Inevitably, after falling flat on his or her face, the much-too-happy athlete would babble to the press: "Sure I finished 39th. But it was a learning experience and aren't Olympics all about meeting people, learning about other cultures and trading pins?"

Meanwhile, the Aussies and Yanks and Bulgarians would be out there kicking butt and demanding more from themselves and getting really cheesed off if they lost.

Obviously, there were exceptions. The late, great swimmer Victor Davis comes to mind. But thankfully, overall, a new attitude has crept into the Canadian Olympic team psyche.

Canadian athletes are still, by and large, good sports, but the pathetic "athlete as a goodwill ambassador" notion is long gone.

Just ask swimmer Curtis Myden, who almost lost consciousness trying to hold off Aussie star Matthew Dunn at the 1994 Commonwealth Games in Victoria. Completely drained, Myden passed out during the medal ceremony, and was wheeled off on a stretcher with an oxygen mask slapped to his face.

Or bobsledder Pierre Lueders who, just before the start of his run at the La Plagne World Cup event two years ago, walked over to a TV cameraman positioned near the start line and decked the guy. Lueders had politely asked him move out of the way, and the guy refused. Rather than letting the jerk throw him off, the big Edmontonian took matters into his own hands, refocused and won the race. Being a good Canuck, he later bought the guy a cup of tea.

Brent McFarlane, head coach of Canada's Olympic track and field team for the Sydney Games, and the author of the motto, expects his team to perform better than ever Down Under. McFarlane fully expects Bruny Surin and Donovan Bailey to win medals in the men's 100-metre final. He expects the men's 4x100 metre relay team to defend its gold. He's expecting big things from high jump sensation Mark Boswell, middle-distance stars Kevin Sullivan and Graham Hood, hurdler Katie Anderson, and so on. Unfortunately, while forever optimistic, McFarlane feels as though the life's been sucked out of him by the federal government.

The University of Waterloo track coach has seen his proposed $200,000 pre-Games budget slashed to almost half that. He has watched Ottawa drastically cut its contributions to amateur sport over the years and witnessed such potential international stars as Kathy Butler quit the Canadian team for greener pastures overseas.

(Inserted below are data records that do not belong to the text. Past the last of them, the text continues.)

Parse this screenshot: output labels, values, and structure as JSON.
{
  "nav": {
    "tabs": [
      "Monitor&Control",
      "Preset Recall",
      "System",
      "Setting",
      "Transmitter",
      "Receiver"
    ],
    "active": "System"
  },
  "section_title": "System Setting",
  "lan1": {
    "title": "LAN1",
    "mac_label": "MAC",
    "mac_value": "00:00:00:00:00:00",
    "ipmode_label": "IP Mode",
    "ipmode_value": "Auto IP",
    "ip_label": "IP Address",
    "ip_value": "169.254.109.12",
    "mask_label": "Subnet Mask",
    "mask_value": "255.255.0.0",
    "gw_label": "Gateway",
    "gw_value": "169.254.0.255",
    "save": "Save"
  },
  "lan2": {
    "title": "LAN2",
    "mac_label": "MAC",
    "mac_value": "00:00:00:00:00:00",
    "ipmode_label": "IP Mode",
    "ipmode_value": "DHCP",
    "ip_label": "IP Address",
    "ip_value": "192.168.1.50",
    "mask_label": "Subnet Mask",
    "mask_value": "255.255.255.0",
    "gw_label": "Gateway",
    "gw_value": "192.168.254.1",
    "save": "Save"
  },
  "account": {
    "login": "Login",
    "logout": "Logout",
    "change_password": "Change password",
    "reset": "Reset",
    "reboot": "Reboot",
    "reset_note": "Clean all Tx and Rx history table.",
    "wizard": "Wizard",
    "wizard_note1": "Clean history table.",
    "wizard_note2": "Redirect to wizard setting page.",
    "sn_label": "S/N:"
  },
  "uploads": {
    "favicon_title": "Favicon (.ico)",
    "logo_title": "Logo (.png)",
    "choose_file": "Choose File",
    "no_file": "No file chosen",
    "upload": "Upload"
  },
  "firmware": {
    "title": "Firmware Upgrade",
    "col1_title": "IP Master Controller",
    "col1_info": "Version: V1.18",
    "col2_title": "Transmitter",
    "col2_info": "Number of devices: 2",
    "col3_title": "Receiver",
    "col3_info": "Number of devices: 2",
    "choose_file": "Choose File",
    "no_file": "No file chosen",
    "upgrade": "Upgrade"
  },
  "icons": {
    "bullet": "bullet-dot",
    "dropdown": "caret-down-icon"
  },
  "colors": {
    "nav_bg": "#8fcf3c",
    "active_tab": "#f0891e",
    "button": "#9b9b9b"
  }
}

McFarlane has some big plans for the track team's pre-Games training camp -- having cut a deal with former Australian middle-distance great Ron Clarke to house the Canadian team at Couran Cove, a $150-million island resort on Australia's Gold Coast, just off Brisbane. An extravagant locale perhaps, but through his connections with Clarke, Couran Cove's CEO, McFarlane has negotiated a sweet deal and the site promises to maximize the team's training for Sydney.

But now, because of cutbacks, McFarlane is worried that the camp will fall apart. As it stands now, McFarlane, an elementary school teacher "in real life," will be forced to spend $10,000 of his own money just to finance the first week or so of the camp.

How's that for a kick in the chops? A Canadian team head coach, a volunteer, has to pay thousands out of his own pocket to help prepare his team properly. Australia, a nation much smaller in population, will spend more than $7 million on its track team this year, compared to Athletic Canada's budget of $1.29 million, of which $265,000 goes to disabled sports.

McFarlane is so angry with Ottawa that he's considering some drastic measures to find the money he feels necessary to properly prepare the Olympic team. They include asking a number of prominent Canadians, such as Denver Broncos owner Pat Bowlen, for $100,000 and applying for a loan from Olympic Solidarity, a program set up by the International Olympic Committee to help Third World nations send teams to Games.

McFarlane has begun an awareness campaign, hoping to embarrass the feds into kicking into coughing up more cash.

"Compared to other Western nations, we are funded like a Third World country," he said. "We're hurting."